Your reasoning is correct. However, as I view it, rounding the infinitesimals is inappropriate here.

Let there be infinitely many reals within the domain [0,+0]. (By the definition of the real set.) It says that x is a positive real number. However, +0 is an element of R^+ (that's what I think).

According to Wikipedia, there is a total ordering on the reals. I find this very difficult, so let me just repeat what I read.

a <= b or b <= a, where a and b are in R Both sides of the disjunction can be true yielding equality.

My guess is that equality means set theoretic equality.

Next we can try this:

Again 0 < x, then according to the axioms there exists an y in between 0 and x. Next there exists an y' in between 0 and y. a y, y' etc. This is a recusion.

What we get is a positive infinitesimal that is > 0. To be precise, by applying axiom 2 an exhaustively you get something like:

x -> x / 2, which is a definition of an infinitesimal. It is still debateble wheter it is allowed to apply the aximom non-finitely many times. Also the axiom does not state that the intermediate value is in the middle.

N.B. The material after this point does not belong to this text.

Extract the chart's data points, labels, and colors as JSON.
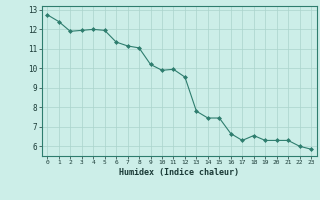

However, this may just about be the difference between reals and rationals. With rational numbers you are allowed to use finitely many steps, with real numbers, this need not be the case.

Thus, assuming that +0 is a positive real number, (like it is in the IEEE floating point standard), the sign bit is set to 0, indicating positive, then -1/+0 is not a real number (it should give -infinity, which can also be represented by IEEE floating point)

Though using this same IEEE standard, you may get the same solution as described on the page associated to this talk (or NaN). However, I don't think that Taylor's theorem is defined on affinely extended real numbers. — Preceding unsigned comment added by Wouterbu (talkcontribs) 11:03, 30 April 2013 (UTC)

You should read http://en.wikipedia.org/wiki/Archimedean_property where it says "In the axiomatic theory of real numbers, the non-existence of nonzero infinitesimal real numbers is implied by the least upper bound property". Usually in calculus +0 does not exists. +0 exists in "non standard analysis" but that is quite esoteric, never taught in calculus 101 . Moreover IEEE standard is not a good reference to understand how the mathematical real line works. Mennucc (talk) 11:59, 30 April 2013 (UTC)

Actually, +0 is not a positvive number in the IEEE floating point standard. +0 > 0 (0 is either +0 or -0) is false.

Indeed, it is not a good reference anyway. I think that I will read the article about the Archimedian property when I have time.

Every infinitesimal is 0 in span. However, there are different kinds of 0. Not all infinitesimals have the same span. This is because there can be a ratio difference right. dy/dx for example may be unequal to 1. Both dx and dy are 0 spanned infintesimals.

Currently I am under the impression that I do understand. Yesterday I found this:

http://en.wikipedia.org/wiki/Ordinal_number#Ordinals_extend_the_natural_numbers (Again without having read everything.)

Is it a good idea to look at unit infinitesimal as ${\displaystyle {\frac {1}{\omega }}}$? According to another wikipedia page, Leibniz used the definition ${\displaystyle {\frac {1}{\infty }}}$. — Preceding unsigned comment added by 62.131.60.88 (talk) 12:08, 1 May 2013 (UTC)

Having read (part of the article), I am now convinced that my critisicm was wrong. The Archimedean property makes sense. No need to use big infinite like numbers. I have misinterpreted the axiomatization of Tarski. It is only allowed to apply the a rule finitely many times and not infinite. Just as $\infty$ is not a member of the real set, neither is ${\displaystyle {\frac {1}{\infty }}}$. The real set is a field. If ${\displaystyle 1/\infty }$ would be an element of the real set and if ${\displaystyle {\frac {1}{\infty }}\neq 0}$, then ${\displaystyle \infty }$ would also be an element of the real set, thus leading to a contradiction.